U.S. machine shops and other manufacturers cut their new equipment orders by 25.2% in January, falling to $360.31 million million for the month, versus the revised total of $488.34 million for December. The new result however improved 1.3% on the January 2013 result, $360.31 million.
The new results are included in the monthly U.S. Manufacturing Technology Orders report, issued by AMT - The Association For Manufacturing Technology, which compiles data on nationwide and regional orders data for domestic and imported machine tools and related equipment.
“While monthly order totals are down from December, January is always a soft month and more so this year due to an unusually harsh winter,” observed AMT president Douglas K. Woods. “Overall the news for manufacturing remains positive, with an improving housing market and strong indicators for near-term capital investment.
“We are still optimistic for a strong 2014 and 2015 for manufacturing technology orders, especially as we move through an IMTS year,” Woods emphasized.
The biennial IMTS event may be expected to guide machine shops’ capital spending plans. During the last staging in September 2012, the USMTO report rose 40.7% for the month to $667.47 million, which remains the recent high point in monthly machine tool orders.
AMT tracks orders for metal cutting equipment separately from metal forming and fabricating equipment, with the combined figure representing the monthly total.
The data in the USMTO report are based on the totals of actual data reported by companies participating in the USMTO program.
Regional Imbalances
However, due to changes in survey participants the year-over-year comparison for metal forming and fabricating is not an accurate reflection of the data for some of the six regions covered by the report. The overall report is adjusted to take the change into consideration, though actual data is not available in some sections.

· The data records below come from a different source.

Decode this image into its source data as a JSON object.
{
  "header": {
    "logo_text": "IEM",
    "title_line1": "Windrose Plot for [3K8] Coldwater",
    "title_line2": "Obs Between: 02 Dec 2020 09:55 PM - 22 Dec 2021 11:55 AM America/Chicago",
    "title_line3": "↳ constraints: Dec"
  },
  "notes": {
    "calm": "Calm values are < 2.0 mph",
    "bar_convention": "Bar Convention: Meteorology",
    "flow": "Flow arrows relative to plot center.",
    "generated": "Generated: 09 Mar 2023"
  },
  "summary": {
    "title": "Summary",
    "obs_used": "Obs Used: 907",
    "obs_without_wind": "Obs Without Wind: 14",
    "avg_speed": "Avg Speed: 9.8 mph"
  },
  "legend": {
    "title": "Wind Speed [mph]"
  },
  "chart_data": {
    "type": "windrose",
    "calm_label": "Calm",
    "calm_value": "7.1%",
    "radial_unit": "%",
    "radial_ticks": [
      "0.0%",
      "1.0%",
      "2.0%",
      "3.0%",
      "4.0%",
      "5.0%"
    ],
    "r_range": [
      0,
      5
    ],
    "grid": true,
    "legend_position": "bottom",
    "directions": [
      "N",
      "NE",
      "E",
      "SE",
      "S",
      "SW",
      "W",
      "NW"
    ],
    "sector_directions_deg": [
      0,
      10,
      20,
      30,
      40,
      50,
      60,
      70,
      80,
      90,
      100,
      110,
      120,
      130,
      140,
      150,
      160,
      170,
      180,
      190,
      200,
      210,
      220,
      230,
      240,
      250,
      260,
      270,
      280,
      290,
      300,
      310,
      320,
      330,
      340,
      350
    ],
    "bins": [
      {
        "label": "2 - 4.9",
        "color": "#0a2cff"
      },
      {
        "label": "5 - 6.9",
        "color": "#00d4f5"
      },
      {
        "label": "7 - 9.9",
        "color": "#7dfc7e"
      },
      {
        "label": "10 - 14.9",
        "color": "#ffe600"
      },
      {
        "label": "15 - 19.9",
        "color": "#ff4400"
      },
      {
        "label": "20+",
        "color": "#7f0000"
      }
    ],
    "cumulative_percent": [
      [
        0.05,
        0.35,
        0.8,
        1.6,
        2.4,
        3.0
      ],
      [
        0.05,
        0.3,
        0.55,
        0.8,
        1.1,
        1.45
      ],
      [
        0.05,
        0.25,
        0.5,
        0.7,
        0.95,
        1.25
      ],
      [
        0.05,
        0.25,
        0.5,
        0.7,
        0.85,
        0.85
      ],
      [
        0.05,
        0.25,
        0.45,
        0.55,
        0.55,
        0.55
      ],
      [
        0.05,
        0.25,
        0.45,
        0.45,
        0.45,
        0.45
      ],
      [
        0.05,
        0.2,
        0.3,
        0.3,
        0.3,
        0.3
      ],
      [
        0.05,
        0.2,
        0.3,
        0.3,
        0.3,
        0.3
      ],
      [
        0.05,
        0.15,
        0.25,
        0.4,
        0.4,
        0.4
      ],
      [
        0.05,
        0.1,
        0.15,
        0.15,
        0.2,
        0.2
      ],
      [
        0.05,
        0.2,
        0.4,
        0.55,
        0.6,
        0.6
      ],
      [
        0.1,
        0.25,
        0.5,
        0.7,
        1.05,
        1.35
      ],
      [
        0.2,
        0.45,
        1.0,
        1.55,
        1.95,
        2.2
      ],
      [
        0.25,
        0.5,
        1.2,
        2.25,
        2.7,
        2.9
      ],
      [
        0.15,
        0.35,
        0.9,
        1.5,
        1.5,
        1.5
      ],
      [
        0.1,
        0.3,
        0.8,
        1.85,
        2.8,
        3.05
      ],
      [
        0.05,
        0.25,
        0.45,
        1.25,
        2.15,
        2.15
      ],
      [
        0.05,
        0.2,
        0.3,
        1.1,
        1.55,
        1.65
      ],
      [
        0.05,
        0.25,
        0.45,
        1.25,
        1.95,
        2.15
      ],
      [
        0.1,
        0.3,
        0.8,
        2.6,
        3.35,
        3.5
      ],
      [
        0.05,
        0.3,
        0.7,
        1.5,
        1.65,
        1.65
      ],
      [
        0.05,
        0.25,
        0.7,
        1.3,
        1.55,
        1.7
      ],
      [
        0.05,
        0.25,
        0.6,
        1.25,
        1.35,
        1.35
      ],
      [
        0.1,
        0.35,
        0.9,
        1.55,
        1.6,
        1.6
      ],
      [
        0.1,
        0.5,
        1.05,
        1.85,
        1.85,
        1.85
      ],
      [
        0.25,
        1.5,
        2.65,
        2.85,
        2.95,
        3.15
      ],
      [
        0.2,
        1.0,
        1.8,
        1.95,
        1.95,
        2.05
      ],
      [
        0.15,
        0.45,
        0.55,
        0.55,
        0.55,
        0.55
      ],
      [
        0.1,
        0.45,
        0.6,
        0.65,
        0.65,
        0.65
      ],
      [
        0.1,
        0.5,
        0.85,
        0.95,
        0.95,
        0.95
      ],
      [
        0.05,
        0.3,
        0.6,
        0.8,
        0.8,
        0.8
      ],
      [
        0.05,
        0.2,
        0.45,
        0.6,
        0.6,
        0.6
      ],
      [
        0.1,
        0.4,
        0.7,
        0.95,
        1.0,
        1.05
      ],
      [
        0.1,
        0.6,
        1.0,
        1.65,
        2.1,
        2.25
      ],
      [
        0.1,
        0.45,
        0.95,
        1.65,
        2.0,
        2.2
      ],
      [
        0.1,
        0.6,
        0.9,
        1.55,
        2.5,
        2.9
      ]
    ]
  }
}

The Northeast region is one of the three for which reporting is inconsistent. The results show orders for metal cutting equipment totaled $52.07 million during January, down 16.7% from the previous month, but 7.9% higher than the regional result for January 2013.
In the Southeast, manufacturers ordered $37.36 million, worth of new machining equipment, down from the December total by 17.8%, up 8.9% when compared with the January 2013 total.
The North Central-East region reported January manufacturing technology orders totaling $92.84 million, a 32.3% drop from December, and a 9.5% decline from the January 2013 order total.
The North Central-West region returned new orders totaling metal cutting equipment orders of $54.61 million, a drop of 43.7% from December and 18.0% from January 2013.
The South Central region had metal cutting equipment orders of $51.46 million for January, down 29.6% from December and down 24.6% from January 2013.
Finally, in the West region, new metal cutting machine orders were up 11.2% from December, to $74.59 million. That result was 96.9% higher than the January 2013 total.